E’ in corso un maxi blitz del Raggruppamento Operativo Speciale dei carabinieri, impegnati nelle prime ore di stamane in una ventina di perquisizioni domiciliari nei confronti di altrettante persone, indagate, a vario titolo, per il reato di procurata inosservanza di pena aggravata dal metodo mafioso in favore del latitante Attilio Cubeddu, ricercato dal 1997 e condannato anche per il sequestro dell’imprenditore bresciano Giuseppe Soffiantini, ex proprietario di una fabbrica tessile a Suni.
Presunte tracce biologiche di Attilio Cubeddu
L’operazione si è svolta sotto il coordinamento della Procura distrettuale antimafia di Roma e ha visto il supporto, in fase esecutiva, dei Comandi provinciali Carabinieri di Nuoro e Livorno, del Raggruppamento investigazioni scientifiche di Cagliari, dello squadrone eliportato Cacciatori Sardegna e dell’XI Nucleo elicotteri Carabinieri di Cagliari.
Le perquisizioni sono state eseguite principalmente nell’Ogliastra e si sono rese necessarie per la ricerca di elementi essenziali per la cattura del latitante. In particolare sono stati interessati familiari e personaggi legati a vario titolo a Cubeddu. Sono inoltre in corso accertamenti per l’acquisizione di tracce biologiche del latitante al fine di risalire al suo profilo genetico completo.
Il latitante ricercato dal 1997
Attilio Cubeddu è ricercato dal 1997, dopo non aver fatto rientro nella Casa Circondariale di Badu ‘e Carros di Nuoro, al termine di un permesso.

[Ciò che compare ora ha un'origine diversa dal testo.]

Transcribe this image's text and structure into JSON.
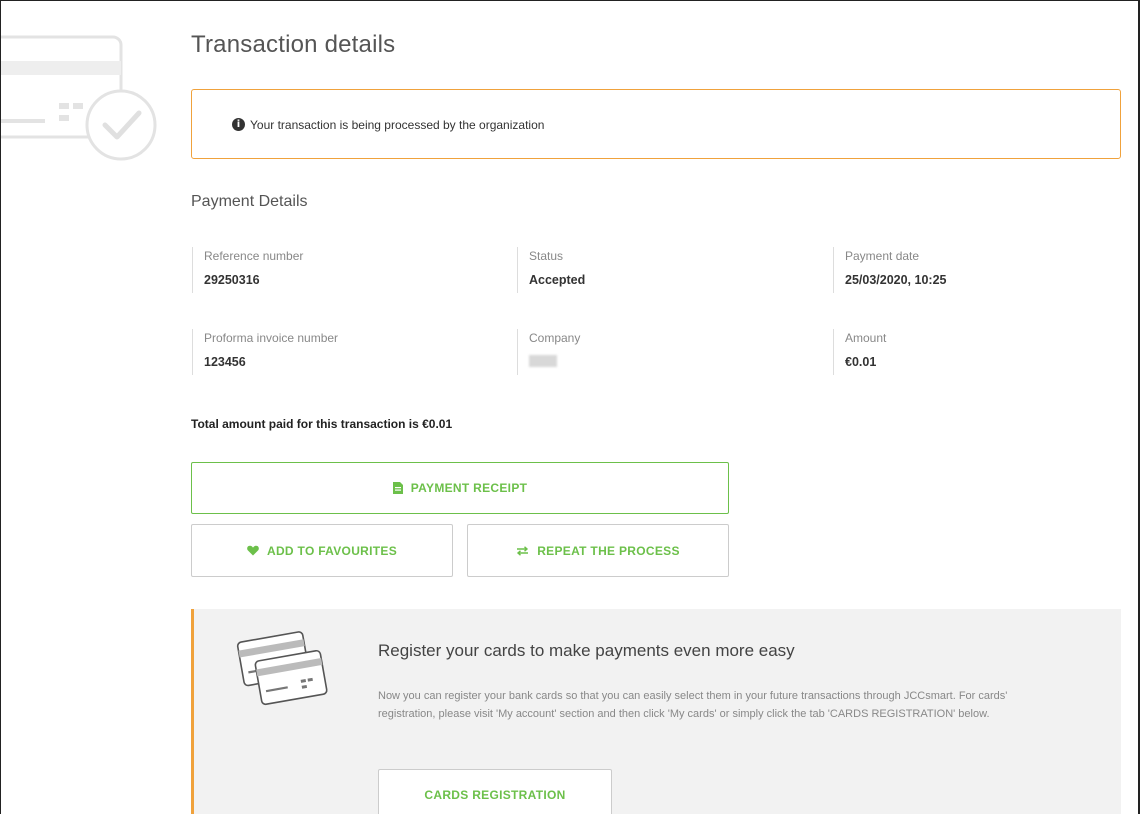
{
  "page": {
    "title": "Transaction details"
  },
  "notice": {
    "text": "Your transaction is being processed by the organization",
    "icon": "info-icon"
  },
  "payment_details": {
    "heading": "Payment Details",
    "fields": [
      {
        "label": "Reference number",
        "value": "29250316"
      },
      {
        "label": "Status",
        "value": "Accepted"
      },
      {
        "label": "Payment date",
        "value": "25/03/2020, 10:25"
      },
      {
        "label": "Proforma invoice number",
        "value": "123456"
      },
      {
        "label": "Company",
        "value": ""
      },
      {
        "label": "Amount",
        "value": "€0.01"
      }
    ]
  },
  "total": {
    "text": "Total amount paid for this transaction is €0.01"
  },
  "actions": {
    "receipt_label": "PAYMENT RECEIPT",
    "favourites_label": "ADD TO FAVOURITES",
    "repeat_label": "REPEAT THE PROCESS"
  },
  "promo": {
    "title": "Register your cards to make payments even more easy",
    "body": "Now you can register your bank cards so that you can easily select them in your future transactions through JCCsmart. For cards' registration, please visit 'My account' section and then click 'My cards' or simply click the tab 'CARDS REGISTRATION' below.",
    "button_label": "CARDS REGISTRATION"
  },
  "colors": {
    "accent_green": "#6cc04a",
    "accent_orange": "#f0a23c",
    "panel_gray": "#f2f2f2"
  }
}
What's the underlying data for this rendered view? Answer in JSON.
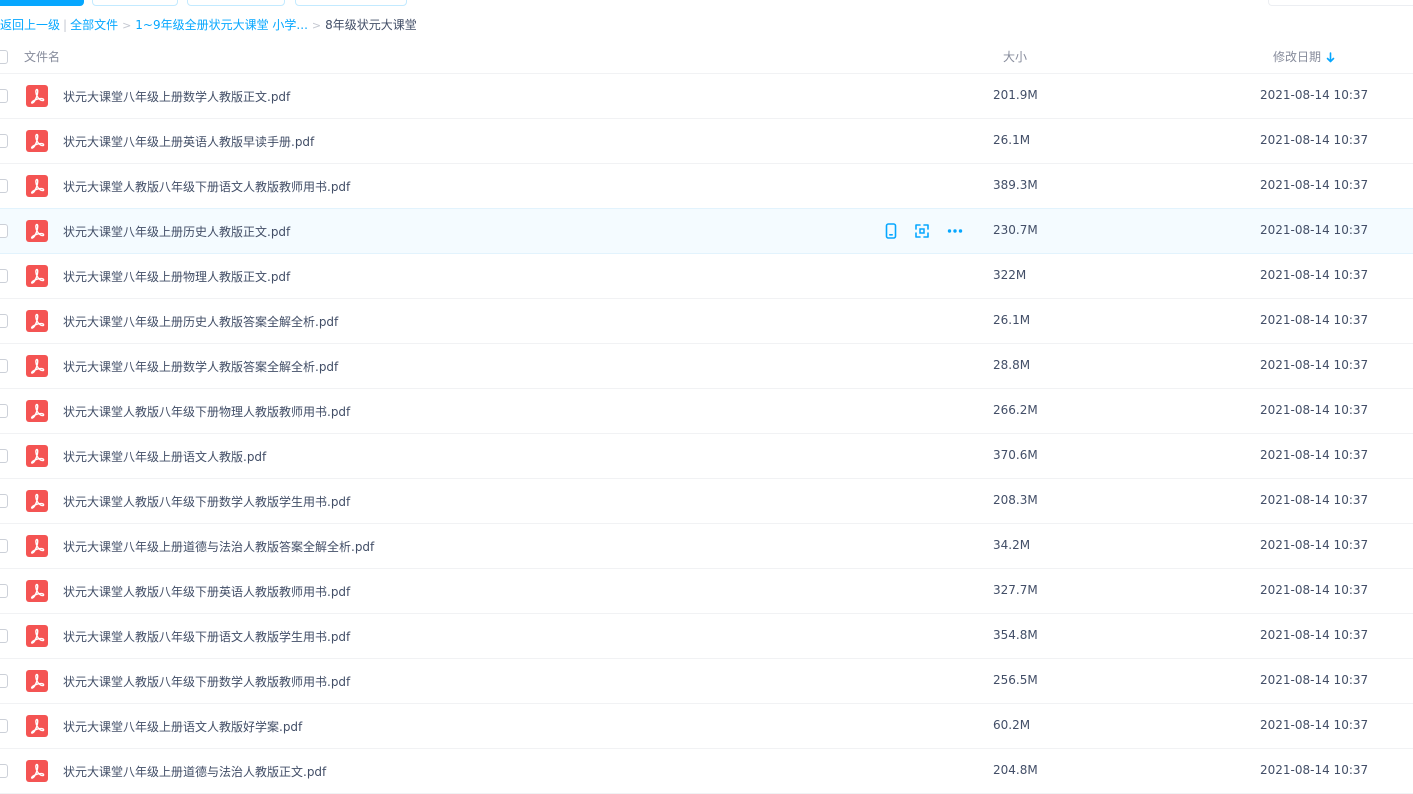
{
  "breadcrumb": {
    "back": "返回上一级",
    "all_files": "全部文件",
    "level1": "1~9年级全册状元大课堂 小学...",
    "current": "8年级状元大课堂"
  },
  "columns": {
    "name": "文件名",
    "size": "大小",
    "date": "修改日期"
  },
  "colors": {
    "accent": "#06a7ff",
    "pdf_red": "#f45453",
    "hover_bg": "#f4fbff"
  },
  "files": [
    {
      "name": "状元大课堂八年级上册数学人教版正文.pdf",
      "size": "201.9M",
      "date": "2021-08-14 10:37"
    },
    {
      "name": "状元大课堂八年级上册英语人教版早读手册.pdf",
      "size": "26.1M",
      "date": "2021-08-14 10:37"
    },
    {
      "name": "状元大课堂人教版八年级下册语文人教版教师用书.pdf",
      "size": "389.3M",
      "date": "2021-08-14 10:37"
    },
    {
      "name": "状元大课堂八年级上册历史人教版正文.pdf",
      "size": "230.7M",
      "date": "2021-08-14 10:37"
    },
    {
      "name": "状元大课堂八年级上册物理人教版正文.pdf",
      "size": "322M",
      "date": "2021-08-14 10:37"
    },
    {
      "name": "状元大课堂八年级上册历史人教版答案全解全析.pdf",
      "size": "26.1M",
      "date": "2021-08-14 10:37"
    },
    {
      "name": "状元大课堂八年级上册数学人教版答案全解全析.pdf",
      "size": "28.8M",
      "date": "2021-08-14 10:37"
    },
    {
      "name": "状元大课堂人教版八年级下册物理人教版教师用书.pdf",
      "size": "266.2M",
      "date": "2021-08-14 10:37"
    },
    {
      "name": "状元大课堂八年级上册语文人教版.pdf",
      "size": "370.6M",
      "date": "2021-08-14 10:37"
    },
    {
      "name": "状元大课堂人教版八年级下册数学人教版学生用书.pdf",
      "size": "208.3M",
      "date": "2021-08-14 10:37"
    },
    {
      "name": "状元大课堂八年级上册道德与法治人教版答案全解全析.pdf",
      "size": "34.2M",
      "date": "2021-08-14 10:37"
    },
    {
      "name": "状元大课堂人教版八年级下册英语人教版教师用书.pdf",
      "size": "327.7M",
      "date": "2021-08-14 10:37"
    },
    {
      "name": "状元大课堂人教版八年级下册语文人教版学生用书.pdf",
      "size": "354.8M",
      "date": "2021-08-14 10:37"
    },
    {
      "name": "状元大课堂人教版八年级下册数学人教版教师用书.pdf",
      "size": "256.5M",
      "date": "2021-08-14 10:37"
    },
    {
      "name": "状元大课堂八年级上册语文人教版好学案.pdf",
      "size": "60.2M",
      "date": "2021-08-14 10:37"
    },
    {
      "name": "状元大课堂八年级上册道德与法治人教版正文.pdf",
      "size": "204.8M",
      "date": "2021-08-14 10:37"
    }
  ],
  "hover_row": 3,
  "row_actions": [
    "phone-icon",
    "share-icon",
    "more-icon"
  ]
}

Il latitante era stato incarcerato per sequestro di persona e altri reati. Insieme ad altri sodali, aveva partecipato nei primi anni Ottanta ad alcuni sequestri di persona a scopo di estorsione in Toscana e in Emilia Romagna, ai danni di Cristina Peruzzi e di Patrizia Bauer.
Successivamente venne condannato per il sequestro dell’imprenditore bresciano Giuseppe Soffiantini, commesso durante i primi anni di latitanza. Soffiantini rimase nelle mani di rapitori 237 giorni, dal 17 giugno 1997, quando venne prelevato dalla sua abitazione di Manerbio, fino al 9 febbraio 1998 quando venne liberato ad Inpruneta, in provincia di Firenze, dopo il pagamento di un riscatto di 5 miliardi di lire.